Four deadly hurricanes since mid-August have caused an estimated $20 billion in damage and strained both the resources and the nerve of the event industry in the southeastern United States. But effective communications systems and a realistic appraisal of insurance coverage have helped local event professionals get back in business.
“Normal business is a challenge every day,” notes Jim “Smitty” Smith, general manager of Kirby Rental Service in Orlando, Fla. Both Hurricane Charley and Hurricane Frances forced the company to drop its tent installations; “[Hurricane] Ivan passed us by, so we got lucky,” he says. He adds, “We are doing some work in the Cayman Islands where you can’t call your neighboring states to send in their utility trucks, fuel trucks, water, ice food—count your blessings, America, we’ve got it pretty good.”
Independent planner Stacy Stern, CSEP, of The Special Events Group saw her business close down for a week when Charley wiped out power in Boca Raton, Fla., her company headquarters. She can’t even measure the cost of the hurricane series: “Who can predict the loss of revenue that might have happened?” she asks. “I am sure future clients are nervous about coming here now.”
Kellie Mathas, CSEP, CMP, felt the wrath of Ivan’s flooding in the New Orleans office of USA Hosts. Her office closed for nearly three days while employees evacuated the city. For Mathas and her family, this meant driving 22 hours to find an available hotel room in Houston, normally a 5 ½-hour drive.
She estimates that her office lost at least $50,000 in canceled business, but the company has mechanisms in place to address such problems. The company that rebooks before year-end will not lose a nonrefundable venue deposit, while branded and dated items must be paid for. “The main goal is that everyone is safe; that has to come over the bottom line,” she says. “But we know what cancellation does over the long haul to a monthly forecast.”
Here It Comes
Unlike other catastrophes, the path of a hurricane is somewhat predictable, a fact that Kelly Murphy, head of Panache Party Rentals in Pompano Beach, Fla., used to her advantage. Even though Charley, Frances and Ivan all led to cancellations, her operations stayed afloat thanks to her communications strategy. She and her team made three hard copies of all paperwork, then compressed all data and sent it to safe locations out of state. “We had a master list of all employees with three managers and called different point people after the storm to check on their status,” she explains. “Don’t panic—just go through the list and prepare. Most important is to communicate. The rest is up to a higher power.”

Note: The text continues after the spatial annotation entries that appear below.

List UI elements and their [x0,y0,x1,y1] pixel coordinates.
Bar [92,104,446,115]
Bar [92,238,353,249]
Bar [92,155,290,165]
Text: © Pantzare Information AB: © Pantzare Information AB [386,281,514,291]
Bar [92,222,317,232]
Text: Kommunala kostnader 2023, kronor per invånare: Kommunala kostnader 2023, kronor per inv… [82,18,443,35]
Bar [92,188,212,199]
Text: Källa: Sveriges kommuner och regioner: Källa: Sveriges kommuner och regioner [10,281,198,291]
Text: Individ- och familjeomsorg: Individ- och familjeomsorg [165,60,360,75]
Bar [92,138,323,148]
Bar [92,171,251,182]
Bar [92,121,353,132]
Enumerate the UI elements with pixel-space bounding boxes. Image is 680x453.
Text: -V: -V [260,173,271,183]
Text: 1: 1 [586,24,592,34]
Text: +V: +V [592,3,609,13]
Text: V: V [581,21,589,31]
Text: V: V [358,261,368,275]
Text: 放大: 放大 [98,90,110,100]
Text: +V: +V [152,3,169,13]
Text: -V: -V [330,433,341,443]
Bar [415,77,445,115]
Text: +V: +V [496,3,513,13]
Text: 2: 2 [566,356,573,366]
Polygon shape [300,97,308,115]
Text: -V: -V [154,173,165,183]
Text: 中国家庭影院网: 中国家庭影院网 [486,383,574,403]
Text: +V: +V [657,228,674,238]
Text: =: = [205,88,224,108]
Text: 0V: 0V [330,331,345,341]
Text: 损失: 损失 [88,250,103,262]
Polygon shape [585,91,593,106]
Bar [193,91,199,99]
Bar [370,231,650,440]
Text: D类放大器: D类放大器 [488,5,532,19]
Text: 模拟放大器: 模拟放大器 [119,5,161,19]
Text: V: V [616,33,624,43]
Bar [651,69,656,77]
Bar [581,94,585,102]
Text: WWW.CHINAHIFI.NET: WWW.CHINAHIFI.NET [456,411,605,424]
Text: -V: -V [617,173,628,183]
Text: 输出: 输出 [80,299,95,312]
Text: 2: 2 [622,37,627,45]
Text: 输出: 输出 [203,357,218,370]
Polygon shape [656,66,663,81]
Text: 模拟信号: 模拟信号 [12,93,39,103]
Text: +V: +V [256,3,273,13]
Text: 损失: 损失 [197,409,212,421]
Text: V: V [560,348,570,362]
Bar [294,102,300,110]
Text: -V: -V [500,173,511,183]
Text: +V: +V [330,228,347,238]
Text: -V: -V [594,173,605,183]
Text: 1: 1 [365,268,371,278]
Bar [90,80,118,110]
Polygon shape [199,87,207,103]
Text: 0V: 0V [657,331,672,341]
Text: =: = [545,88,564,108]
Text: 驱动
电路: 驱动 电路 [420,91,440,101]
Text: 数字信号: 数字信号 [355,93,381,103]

Dave Peters, head of Absolute Amusements in Orlando, used a similar strategy. His company had events slated in nine states plus the Bahamas, Puerto Rico and Bermuda during the hurricane series. Although some events canceled, his company was out of business “zero” hours, he says, thanks to the “many fine people [who] worked very hard to make sure very event went on time, on stage, on budget—well, at least the client’s budget—we got to eat the difference.” All told, he expects the hurricane series put a bite of between $50,000 and $125,000 on his operations.
“Having a plan in place made all the difference,” he says. “Our office teams reopened in our Las Vegas location. Sending critical equipment and data out of state was our best decision.”
Classic Effects of New Orleans also managed to pull off events—including a wedding—thanks to an effective communications program. “In spite of everyone’s high stress level because of the approaching monster storm, our contact was well-received in large part because our phone calls and e-mails were brief and specific,” reports company head David Spear, CSEP. “We gave cell phone numbers and critical deadline dates saying there would not be postponement penalties due to force majeure.”
The special effects at the wedding were particularly well received, Spear says. “I think the fireworks got a louder reaction than usual because they provided the only opportunity during a normally elegant ceremony to scream out loud and release some of the tension and anxiety!”
Understand Your Insurance
With estimates that one in five Florida homes has been damaged within the last six weeks, many will be surprised by what insurance does and doesn’t cover. Paul Creighton, CSEP, of vice president of T. Skorman Productions in Orlando, cautions that some event planners may try to cancel an event when a hurricane threatens. But “act of God” and “force majeure” clauses apply in cases of unanticipated disasters, he notes. “If a client is being prudent and wanting to avoid bringing a group to an area because a hurricane might be headed in that direction, that does not fall into an ‘act of God’ category legally,” he notes. “That’s a big distinction that most people do not understand.”